Über ihn gewinnen beide ihren Reichtum und ihre Macht: die Eliten des Südens durch die unwiderbringliche Vernutzung und die Vermarktung der natürlichen Ressourcen und indem sie dem internationalen Kapital die erforderlichen Arbeitkräfte, Ressourcen und Infrastrukturen zu günstigen Konditionen zur Verfügung stellen; die Eliten des Nordens durch die überlegene Produktivität ihrer Ökonomien, mit der sie den Weltmarkt und damit auch den Süden beherrschen.

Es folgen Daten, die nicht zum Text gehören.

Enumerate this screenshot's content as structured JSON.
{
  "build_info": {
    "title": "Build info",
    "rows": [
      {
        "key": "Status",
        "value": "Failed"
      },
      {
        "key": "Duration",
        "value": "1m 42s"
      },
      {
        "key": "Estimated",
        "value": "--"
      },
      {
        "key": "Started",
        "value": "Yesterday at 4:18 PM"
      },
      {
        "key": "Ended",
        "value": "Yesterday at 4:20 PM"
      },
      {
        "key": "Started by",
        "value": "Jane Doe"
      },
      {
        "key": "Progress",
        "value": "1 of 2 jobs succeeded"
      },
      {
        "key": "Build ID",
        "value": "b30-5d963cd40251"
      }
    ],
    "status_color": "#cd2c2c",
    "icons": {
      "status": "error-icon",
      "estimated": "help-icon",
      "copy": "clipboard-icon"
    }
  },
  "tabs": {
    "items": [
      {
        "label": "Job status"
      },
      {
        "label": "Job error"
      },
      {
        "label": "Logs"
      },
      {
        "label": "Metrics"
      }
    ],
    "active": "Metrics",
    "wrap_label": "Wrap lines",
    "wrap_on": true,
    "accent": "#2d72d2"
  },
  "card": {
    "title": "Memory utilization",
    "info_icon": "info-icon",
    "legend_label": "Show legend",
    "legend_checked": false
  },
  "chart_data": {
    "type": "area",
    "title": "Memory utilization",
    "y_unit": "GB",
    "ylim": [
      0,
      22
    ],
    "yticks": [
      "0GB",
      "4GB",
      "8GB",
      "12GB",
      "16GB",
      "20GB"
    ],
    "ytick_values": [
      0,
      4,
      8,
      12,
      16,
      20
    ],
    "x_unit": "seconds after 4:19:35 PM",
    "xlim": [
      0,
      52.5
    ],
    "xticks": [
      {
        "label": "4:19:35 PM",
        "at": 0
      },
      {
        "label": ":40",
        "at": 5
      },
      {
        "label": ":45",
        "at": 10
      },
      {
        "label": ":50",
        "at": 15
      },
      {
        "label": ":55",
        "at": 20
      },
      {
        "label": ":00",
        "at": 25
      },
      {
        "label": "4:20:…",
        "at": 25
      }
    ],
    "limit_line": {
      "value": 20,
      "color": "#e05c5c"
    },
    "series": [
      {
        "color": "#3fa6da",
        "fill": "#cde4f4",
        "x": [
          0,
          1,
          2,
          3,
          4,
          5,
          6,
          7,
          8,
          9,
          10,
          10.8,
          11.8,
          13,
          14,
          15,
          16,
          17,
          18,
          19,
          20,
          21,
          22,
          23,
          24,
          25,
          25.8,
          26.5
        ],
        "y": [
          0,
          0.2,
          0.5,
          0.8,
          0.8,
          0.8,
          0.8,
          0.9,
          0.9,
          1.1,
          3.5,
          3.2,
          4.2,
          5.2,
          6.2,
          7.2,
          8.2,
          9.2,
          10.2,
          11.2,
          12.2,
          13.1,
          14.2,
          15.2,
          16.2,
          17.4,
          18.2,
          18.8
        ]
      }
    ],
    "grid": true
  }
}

Nachhältige Entwicklung hat nur dann eine Chance, wenn im Norden und im Süden ein Wirtschafts- und Gesellschaftsumbau stattfindet, der die Diktatur des Marktes über die Natur bricht und umfassender menschlicher Entwicklung Raum gibt. Für Lateinamerika wie für die Dritte Welt insgesamt heißt dies vor allem: umfassende Partizipation der Bevölkerung, insbesondere auch des indigenen Teils, an den gesellschaftlichen und politischen Entscheidungsprozessen auf der Grundlage ihrer Selbstorganisation – Durchführung einer Agrarreform, die die einheimische Landwirtschaft durch die Stärkung des kleinbäuerlichen Sektors und die Brechung des Macht- und Bodenmonopols der Großeigentümer in die Lage versetzt, die Grundbedürfnisse der eigenen Bevölkerung zu sichern, gleichberechtigte Teilnahme an den internationalen Entscheidungsprozessen über die Durchsetzung einer umweltgerechten Entwicklung und Demokratisierung der internationalen Finanzinstitutionen (Weltbank, Internationaler Währungsfond).Statt Konfrontation zwischen Nord und Süd, bei der Mensch und Natur die Verlierer sein werden, ist Kooperation auf der Grundlage eines neuen Entwicklungsverständnisses.


Literaturhinweise:

  • CEPAL: El desarrollo sustentable – transformacion productiva, equidad y medio ambiente, Santiago de Chile 1991.
  • Latin American and Caribbean Commission on Development and Environment – Our Own Agenda, New York 1990.
  • Nachhaltige Entwicklung in Amazonien – Konzept und Wirklichkeit. Lateinamerika – Analysen, Daten, Dokumentation, Heft 19, Hamburg 1992.
  • Nachtigäller, Jutta: Die Konferenz der Vereinten Nationen für Umwelt und Entwicklung. Ergebnisse und Bedeutung für Lateinamerika. Lateinamerika – Analysen, Daten, Dokumentation. Beiheft 12, Hamburg 1992.